La parola ermetica e profondamente ironica del Baccaro dibatte l’ultimo postremo istante del vivere fra le dimensioni di finitudine e d’infinito. La dualità della riflessione, condizione estranea di verità in errore, giunge tuttavia al luogo irriflesso e precategoriale, al raccoglimento unitario del senso che supera il sacrificio del tempo lineare, per il tempo circolare di perpetuazione naturale.

Note di notti che forse infinite

Note di notti che forse infinite
al cielo donavano i ruggiti dell'anima,
e le stelle chiamavano a testimoniare
dell'inestinguibile alchimia;
nel nascondimento di brividi giungevano,
per le frasche che il vento frustava.
Tutto nei decenni, l'unico pensiero
di cui osavo invaghirmi, una morte nuova.
Così gli astri rapivano la mia essenza,
e appeso il mio essere, ai baci della luna.

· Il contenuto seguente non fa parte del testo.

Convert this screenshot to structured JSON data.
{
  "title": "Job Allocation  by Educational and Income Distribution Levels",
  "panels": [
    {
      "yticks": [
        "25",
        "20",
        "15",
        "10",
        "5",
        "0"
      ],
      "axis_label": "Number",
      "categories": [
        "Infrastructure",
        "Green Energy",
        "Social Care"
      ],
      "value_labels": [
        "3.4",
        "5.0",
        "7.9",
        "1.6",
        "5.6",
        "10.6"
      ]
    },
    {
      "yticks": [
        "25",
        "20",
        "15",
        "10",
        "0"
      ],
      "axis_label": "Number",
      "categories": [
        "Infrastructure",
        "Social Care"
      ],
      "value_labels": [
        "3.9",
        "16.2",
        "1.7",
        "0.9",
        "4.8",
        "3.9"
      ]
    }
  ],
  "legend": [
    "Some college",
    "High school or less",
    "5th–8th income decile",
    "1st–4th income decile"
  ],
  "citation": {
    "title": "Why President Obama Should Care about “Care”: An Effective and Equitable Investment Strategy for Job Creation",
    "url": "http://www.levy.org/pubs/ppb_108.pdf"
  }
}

Critica in semiotica estetica della Poesia “Note di notti che forse infinite” di Daniele Giovanni Baccaro

 

Sospesa e anelante, la parola del Baccaro rifonde nel grembo della notte l’uomo alla natura, ascolta l’anima del mondo e la sintesi degli opposti, a fiorire al lucore obrizo delle stelle l’unità sapienziale, che solleva l’orizzonte umano all’oggetto divino. È una spiritualizzazione della materia, per il tramonto e la palingenesi della coscienza.